At the end of each segment, candidates had to complete an exercise testing the phase’s skill to advance to the next.
There were no rollbacks. Unsuccessful candidates returned to their units.
The DS’ attitude remained cold and professional. Lengthy debriefs followed every exercise, and instructors encouraged candidate feedback.
Training deaths did happen, and attrition remained high. The graduating few went straight to one of the four operational detachments.
Security, if possible, was even tighter since IRA terrorists were seeking for the 14 Int’s training sites. Only the local police chief knew about Camp Two. Otherwise, the locals wondered who this peculiar bunch was and why it drove like that.
Well, there was an explanation for the mad driving: Army rally instructors.
They ran the advanced driving phase. Candidates became expert at high-speed driving, backwards-driving, moving-vehicle entry methods (not through the window, as the CIA practiced!), controlled crashing, skid recovery, vehicle weaponization, vehicle recognition, and counter-ambush driving.
Like rally contestants, candidates worked in pairs—one behind the wheel speeding at 80mph through unsuitable countryside roads, the other reading a map, which was often coded, and gushing directions; an instructor at the back grasping for dear life.
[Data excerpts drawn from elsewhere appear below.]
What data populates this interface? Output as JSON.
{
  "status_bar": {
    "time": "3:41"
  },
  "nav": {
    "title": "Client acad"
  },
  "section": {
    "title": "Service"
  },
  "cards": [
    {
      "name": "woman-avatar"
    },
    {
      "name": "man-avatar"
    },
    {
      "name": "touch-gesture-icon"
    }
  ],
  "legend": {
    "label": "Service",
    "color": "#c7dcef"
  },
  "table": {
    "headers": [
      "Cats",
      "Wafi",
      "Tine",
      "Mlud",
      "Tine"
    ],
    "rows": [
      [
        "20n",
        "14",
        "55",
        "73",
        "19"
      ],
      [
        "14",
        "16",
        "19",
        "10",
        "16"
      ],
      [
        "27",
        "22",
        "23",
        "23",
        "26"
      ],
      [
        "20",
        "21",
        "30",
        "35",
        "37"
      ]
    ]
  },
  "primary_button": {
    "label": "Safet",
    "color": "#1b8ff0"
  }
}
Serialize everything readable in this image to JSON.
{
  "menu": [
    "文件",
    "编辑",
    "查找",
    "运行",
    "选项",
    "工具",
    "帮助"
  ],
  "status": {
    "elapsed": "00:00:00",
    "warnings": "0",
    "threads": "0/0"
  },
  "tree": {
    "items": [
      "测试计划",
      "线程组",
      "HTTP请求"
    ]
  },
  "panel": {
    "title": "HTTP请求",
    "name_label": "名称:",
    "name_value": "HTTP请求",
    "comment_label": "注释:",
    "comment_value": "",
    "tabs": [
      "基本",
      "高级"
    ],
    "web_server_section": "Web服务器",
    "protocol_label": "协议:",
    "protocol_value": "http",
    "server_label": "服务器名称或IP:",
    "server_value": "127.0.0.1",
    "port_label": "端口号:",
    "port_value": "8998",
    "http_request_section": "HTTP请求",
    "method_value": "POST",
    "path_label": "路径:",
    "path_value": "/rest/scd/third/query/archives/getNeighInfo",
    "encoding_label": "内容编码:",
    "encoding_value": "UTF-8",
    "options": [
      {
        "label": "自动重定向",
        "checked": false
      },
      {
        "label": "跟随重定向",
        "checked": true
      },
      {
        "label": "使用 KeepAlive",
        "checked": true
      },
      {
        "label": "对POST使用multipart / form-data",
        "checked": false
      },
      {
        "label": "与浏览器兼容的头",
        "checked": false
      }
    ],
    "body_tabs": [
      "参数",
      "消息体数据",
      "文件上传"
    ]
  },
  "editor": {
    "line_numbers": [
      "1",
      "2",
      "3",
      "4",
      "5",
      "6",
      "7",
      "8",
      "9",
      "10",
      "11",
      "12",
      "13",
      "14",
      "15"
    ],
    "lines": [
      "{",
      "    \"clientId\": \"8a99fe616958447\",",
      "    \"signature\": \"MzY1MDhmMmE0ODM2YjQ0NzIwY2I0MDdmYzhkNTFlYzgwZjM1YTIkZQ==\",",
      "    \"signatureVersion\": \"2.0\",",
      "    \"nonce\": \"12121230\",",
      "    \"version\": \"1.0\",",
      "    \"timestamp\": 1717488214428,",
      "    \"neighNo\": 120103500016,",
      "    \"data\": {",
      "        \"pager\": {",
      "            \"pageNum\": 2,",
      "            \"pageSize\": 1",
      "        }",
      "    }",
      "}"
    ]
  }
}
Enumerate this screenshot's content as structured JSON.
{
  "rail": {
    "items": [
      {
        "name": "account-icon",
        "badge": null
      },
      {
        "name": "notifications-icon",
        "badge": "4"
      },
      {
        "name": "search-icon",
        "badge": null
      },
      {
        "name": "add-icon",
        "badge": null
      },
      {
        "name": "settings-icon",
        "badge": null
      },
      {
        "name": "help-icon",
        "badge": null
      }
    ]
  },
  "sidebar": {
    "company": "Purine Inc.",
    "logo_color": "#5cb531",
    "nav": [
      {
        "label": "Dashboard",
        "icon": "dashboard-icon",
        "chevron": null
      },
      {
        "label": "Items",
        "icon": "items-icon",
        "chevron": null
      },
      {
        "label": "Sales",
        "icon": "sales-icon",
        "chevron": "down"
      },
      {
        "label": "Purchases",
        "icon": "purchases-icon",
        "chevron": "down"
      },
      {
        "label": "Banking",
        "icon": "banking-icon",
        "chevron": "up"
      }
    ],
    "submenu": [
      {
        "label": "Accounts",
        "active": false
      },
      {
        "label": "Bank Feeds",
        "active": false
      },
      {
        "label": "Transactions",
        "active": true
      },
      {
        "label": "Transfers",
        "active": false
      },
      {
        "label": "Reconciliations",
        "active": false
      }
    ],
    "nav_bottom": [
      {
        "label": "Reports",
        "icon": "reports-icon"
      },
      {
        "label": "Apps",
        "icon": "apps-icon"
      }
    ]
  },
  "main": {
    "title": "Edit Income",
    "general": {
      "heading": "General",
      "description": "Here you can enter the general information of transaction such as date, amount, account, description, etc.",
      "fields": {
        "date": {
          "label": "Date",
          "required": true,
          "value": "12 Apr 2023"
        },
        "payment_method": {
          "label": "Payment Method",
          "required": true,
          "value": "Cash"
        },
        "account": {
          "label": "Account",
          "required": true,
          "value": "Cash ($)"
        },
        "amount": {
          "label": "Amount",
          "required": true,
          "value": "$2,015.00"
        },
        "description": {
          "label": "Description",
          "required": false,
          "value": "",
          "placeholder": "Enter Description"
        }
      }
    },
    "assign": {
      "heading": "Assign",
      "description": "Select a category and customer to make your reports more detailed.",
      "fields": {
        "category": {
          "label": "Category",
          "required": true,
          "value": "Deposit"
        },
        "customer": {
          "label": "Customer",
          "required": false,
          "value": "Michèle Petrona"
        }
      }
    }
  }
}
The phase’s motto: drive as fast as possible.
When pulled-over, they used a codeword, to the extreme frustration and curiosity of the local cops, and then vanished.
Accidents, inevitably, did happen—some fatal. But training had to be realistic. In Northern Ireland, their lives, and more importantly their colleagues,’ often hang on agile and aggressive driving.
Next, it was time to snap some pictures. In the photography phase candidates mastered everything from humble Kodaks to video cameras with advanced infrared and night vision lenses.
The phase’s aerial portion was a favorite. Candidates flew on Gazelle and Lynx helicopters, known as the ‘Bat Flight,’ snapping photos and then deciphering them.
Then it was surveillance time.
Taught by the SAS, candidates learnt mounted and dismounted surveillance and counter-surveillance, different methods of entry, lock-picking, alarm-bypassing, bugging and planting cameras in houses and on people.
Actors coached them on disguises and even on how to change their gait and posture; vocal experts helped them perfect their Irish accent. They even learnt which wardrobes and haircuts were most suitable.
Unarmed combat and weapons phase followed.
Candidates practiced different holds and blows, taken from the WWII SOE curriculum.
As for weapons, they mastered everything within, and without, the British arsenal: the MP5, SLR, G3, HK53, M16, M15, Browning Hi-power, Walter PKK, Remington 870 shotgun, AK47, AKM, Uzi, M60, RPG-7, Tokarev and Makarov pistols, flashbangs, and grenades.
They went everywhere armed (even in bed), and spent countless hours and thousands of rounds at the range. Instructors kept them on-edge with realistic, surprise exercises and scenarios, always with live ammo.
In Hereford, they trained at the SAS killing house in hostage rescuing. The approach taught, however, was different from standard SAS for they’d respond only to scenarios such as the immediate rescue of an agent and not to ‘normal’ hostage situations since that was an SAS job.
Then it was fieldcraft and reconnaissance. Candidates perfected how to approach targets, plan routes, establish and extract from observations posts, both urban and rural.
Another valuable skill taught was checkpoint-reaction. Northern Ireland was swimming in them. Everyone used them, the British, the RUC, the IRA, and the Loyalists.
Additional skills covered were rudimentary first-aid (they’d be operating within towns and close to hospitals, so no advanced training was needed), and interrogation training.
A week-long exercise awaited those left standing. Using everything they learnt, candidates had to foil a terrorist cell’s (SAS troopers) hit.
In the end, less than 30% of those who knocked at their unit’s intel officer’s door went to Northern Ireland as operators.